Vita Kari: On Virality as Art
Episode 03 of What the Discourse?! — a conversation with LA artist Vita Kari on Virality as a medium, and publicity tips from an artist who's perfecting the form.

Originally published onSpace on Space SubstackOriginally published on Space On Space — July 1, 2026. By Emily Elizabeth Logan.
Vita Kari (they/them) is a visual artist from Los Angeles investigating Virality through textiles, performance, and video. Kari focuses on the relationship between internet culture, diaspora, and public space through their lens of being a deaf/Hard of Hearing (HOH) artist. Their figurative tapestries — inspired by their grandmother's rugs — often feature unweaving that obscures the image, like missing dialogue without captions. Kari's continuous video series Virality as Form: The Craziest Thing About Being Creative examines the spectacle of digital attention and the loss of personhood online.

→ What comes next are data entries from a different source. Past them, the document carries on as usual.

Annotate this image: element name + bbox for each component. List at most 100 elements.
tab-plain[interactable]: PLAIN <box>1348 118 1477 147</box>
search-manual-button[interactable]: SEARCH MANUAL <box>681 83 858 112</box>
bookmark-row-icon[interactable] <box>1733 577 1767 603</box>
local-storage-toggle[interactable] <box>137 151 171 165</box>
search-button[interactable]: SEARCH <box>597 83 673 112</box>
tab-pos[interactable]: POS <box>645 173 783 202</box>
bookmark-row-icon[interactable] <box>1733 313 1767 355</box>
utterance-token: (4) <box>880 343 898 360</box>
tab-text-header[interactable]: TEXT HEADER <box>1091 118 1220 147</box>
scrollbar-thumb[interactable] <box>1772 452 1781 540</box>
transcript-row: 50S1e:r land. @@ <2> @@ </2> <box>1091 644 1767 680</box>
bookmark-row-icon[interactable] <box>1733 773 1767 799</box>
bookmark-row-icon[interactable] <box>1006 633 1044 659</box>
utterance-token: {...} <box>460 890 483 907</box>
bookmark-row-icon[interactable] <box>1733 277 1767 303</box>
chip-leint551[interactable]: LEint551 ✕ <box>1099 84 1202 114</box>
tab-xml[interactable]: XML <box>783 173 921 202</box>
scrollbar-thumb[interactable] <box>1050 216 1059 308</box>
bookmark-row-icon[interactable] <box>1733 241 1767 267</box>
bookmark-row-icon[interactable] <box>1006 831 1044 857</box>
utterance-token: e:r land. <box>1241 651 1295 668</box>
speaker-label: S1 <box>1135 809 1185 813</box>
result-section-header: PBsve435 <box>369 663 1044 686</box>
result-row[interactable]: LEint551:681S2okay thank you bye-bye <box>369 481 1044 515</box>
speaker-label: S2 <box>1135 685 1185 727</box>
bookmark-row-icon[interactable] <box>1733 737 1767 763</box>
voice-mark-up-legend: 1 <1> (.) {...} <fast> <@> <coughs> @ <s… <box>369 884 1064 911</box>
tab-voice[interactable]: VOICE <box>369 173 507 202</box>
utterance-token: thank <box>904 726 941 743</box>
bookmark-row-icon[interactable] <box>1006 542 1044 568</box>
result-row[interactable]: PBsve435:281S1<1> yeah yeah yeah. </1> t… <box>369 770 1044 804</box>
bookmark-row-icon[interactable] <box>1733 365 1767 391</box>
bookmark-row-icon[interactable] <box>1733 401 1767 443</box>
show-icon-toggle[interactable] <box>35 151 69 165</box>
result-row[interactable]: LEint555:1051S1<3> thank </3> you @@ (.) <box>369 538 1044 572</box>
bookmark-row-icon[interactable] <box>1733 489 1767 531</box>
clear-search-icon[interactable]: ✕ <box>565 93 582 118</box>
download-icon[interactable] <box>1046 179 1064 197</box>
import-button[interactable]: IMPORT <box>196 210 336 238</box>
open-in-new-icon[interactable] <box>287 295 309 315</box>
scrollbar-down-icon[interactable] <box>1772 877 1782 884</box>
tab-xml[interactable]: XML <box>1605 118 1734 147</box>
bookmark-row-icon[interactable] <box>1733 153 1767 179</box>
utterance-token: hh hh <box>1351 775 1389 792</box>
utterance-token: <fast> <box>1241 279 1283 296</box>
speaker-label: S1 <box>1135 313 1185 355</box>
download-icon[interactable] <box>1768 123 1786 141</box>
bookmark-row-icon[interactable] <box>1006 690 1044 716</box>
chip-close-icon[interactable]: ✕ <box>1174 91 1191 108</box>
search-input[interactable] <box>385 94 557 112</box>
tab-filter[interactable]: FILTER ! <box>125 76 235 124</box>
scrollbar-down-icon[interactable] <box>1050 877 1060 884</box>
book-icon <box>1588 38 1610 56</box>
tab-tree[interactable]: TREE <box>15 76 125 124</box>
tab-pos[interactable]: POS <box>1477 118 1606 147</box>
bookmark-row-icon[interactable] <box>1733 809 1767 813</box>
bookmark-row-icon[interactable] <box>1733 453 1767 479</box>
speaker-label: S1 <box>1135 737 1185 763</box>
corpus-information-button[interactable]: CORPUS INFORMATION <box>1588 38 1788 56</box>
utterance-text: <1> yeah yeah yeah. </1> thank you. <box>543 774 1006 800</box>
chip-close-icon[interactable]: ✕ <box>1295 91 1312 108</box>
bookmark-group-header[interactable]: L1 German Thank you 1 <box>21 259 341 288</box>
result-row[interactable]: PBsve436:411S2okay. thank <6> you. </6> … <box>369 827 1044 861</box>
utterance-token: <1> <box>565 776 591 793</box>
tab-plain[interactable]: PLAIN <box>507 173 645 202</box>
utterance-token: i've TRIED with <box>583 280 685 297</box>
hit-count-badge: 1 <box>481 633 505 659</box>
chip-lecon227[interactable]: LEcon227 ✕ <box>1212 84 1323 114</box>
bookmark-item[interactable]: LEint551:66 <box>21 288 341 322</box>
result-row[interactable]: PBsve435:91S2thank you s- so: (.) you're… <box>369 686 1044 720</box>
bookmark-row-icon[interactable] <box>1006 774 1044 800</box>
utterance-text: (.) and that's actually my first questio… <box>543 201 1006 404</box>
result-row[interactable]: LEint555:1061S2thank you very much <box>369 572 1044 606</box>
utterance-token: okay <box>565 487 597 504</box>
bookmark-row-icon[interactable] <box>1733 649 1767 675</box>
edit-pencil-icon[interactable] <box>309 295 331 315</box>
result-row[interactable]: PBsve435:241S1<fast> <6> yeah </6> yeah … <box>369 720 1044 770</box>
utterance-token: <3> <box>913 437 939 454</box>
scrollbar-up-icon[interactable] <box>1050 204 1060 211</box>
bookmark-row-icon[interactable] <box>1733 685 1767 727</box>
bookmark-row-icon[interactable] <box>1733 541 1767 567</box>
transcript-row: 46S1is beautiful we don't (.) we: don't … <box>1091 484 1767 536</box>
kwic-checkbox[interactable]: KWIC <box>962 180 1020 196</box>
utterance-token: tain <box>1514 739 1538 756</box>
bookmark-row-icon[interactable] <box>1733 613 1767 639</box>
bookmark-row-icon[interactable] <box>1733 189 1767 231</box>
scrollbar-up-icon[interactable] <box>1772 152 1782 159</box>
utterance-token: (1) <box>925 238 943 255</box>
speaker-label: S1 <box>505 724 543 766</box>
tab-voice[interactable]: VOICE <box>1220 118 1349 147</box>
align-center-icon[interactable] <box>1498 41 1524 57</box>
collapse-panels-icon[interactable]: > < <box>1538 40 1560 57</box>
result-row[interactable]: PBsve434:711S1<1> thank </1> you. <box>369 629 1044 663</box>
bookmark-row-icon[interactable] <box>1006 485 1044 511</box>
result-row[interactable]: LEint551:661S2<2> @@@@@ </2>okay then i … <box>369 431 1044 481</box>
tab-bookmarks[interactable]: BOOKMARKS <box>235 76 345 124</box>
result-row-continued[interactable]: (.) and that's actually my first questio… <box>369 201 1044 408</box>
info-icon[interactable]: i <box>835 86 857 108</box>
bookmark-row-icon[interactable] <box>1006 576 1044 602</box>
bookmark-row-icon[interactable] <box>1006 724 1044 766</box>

Space On Space: A lot of things go viral by accident, but every aspect of your work feels deliberate and strategic. What distinguishes Virality-as-medium from virality as an accident?
Vita Kari: In content creation, Virality is more of a vague goal that lowkey haunts every social media user alive. For my practice, it functions as a literal material — like how some artists use paint. It literally is the material to work with, like a textile, but in this case, it's a participatory, ephemeral medium.